Do Cadastro Especial do INSS - CEI

Se o empregador optar por estender o FGTS ao empregado doméstico, deve, antes de mais nada, cadastrar sua própria matrícula "CEI", junto à Receita Federal do Brasil.

Esta transação na Internet permite que você cadastre sua própria matrícula CEI sem a necessidade de ir a uma Unidade de Atendimento da Receita Federal do Brasil (CAC ou ARF).
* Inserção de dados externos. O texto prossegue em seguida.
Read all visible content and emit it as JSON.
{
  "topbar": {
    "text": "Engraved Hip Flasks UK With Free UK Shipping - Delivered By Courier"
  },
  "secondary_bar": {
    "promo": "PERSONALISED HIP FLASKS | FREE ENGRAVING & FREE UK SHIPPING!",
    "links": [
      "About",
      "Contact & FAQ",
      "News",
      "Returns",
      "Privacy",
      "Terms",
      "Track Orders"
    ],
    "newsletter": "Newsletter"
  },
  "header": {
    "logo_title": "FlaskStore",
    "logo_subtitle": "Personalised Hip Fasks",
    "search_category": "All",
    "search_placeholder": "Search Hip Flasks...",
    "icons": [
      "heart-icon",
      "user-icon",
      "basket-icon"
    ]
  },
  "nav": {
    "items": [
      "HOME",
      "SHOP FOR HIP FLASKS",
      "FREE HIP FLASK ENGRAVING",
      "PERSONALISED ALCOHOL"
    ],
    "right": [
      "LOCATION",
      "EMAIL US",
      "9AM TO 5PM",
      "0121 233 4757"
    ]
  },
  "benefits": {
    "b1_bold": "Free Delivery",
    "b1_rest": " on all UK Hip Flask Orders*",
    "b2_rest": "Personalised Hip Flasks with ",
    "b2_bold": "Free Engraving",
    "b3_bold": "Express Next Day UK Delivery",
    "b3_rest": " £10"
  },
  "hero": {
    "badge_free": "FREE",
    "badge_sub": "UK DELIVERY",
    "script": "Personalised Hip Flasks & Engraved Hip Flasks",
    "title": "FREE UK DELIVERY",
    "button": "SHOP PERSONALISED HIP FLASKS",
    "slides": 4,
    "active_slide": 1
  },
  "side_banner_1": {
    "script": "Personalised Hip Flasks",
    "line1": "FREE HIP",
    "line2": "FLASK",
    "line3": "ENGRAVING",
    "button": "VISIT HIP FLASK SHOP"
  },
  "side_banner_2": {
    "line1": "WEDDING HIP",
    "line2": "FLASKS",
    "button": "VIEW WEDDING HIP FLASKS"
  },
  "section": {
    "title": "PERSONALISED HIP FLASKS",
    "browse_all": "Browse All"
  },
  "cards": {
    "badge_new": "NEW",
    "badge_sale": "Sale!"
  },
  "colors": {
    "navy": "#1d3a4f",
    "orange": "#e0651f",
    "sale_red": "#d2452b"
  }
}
Para isto, inicialmente será necessário que você se identifique e forneça uma senha numérica de uso pessoal, que será obtida ao selecionar a opção abaixo.  O cadastramento de identificação e senha só precisa ser efetuado uma única vez. Estão disponíveis também nesta opção os serviços de cadastramento de Matrícula CEI, alterações e consultas. As informações prestadas na concessão de matrícula CEI estão sujeitas a exame pela Auditoria Fiscal da Receita Federal do Brasil.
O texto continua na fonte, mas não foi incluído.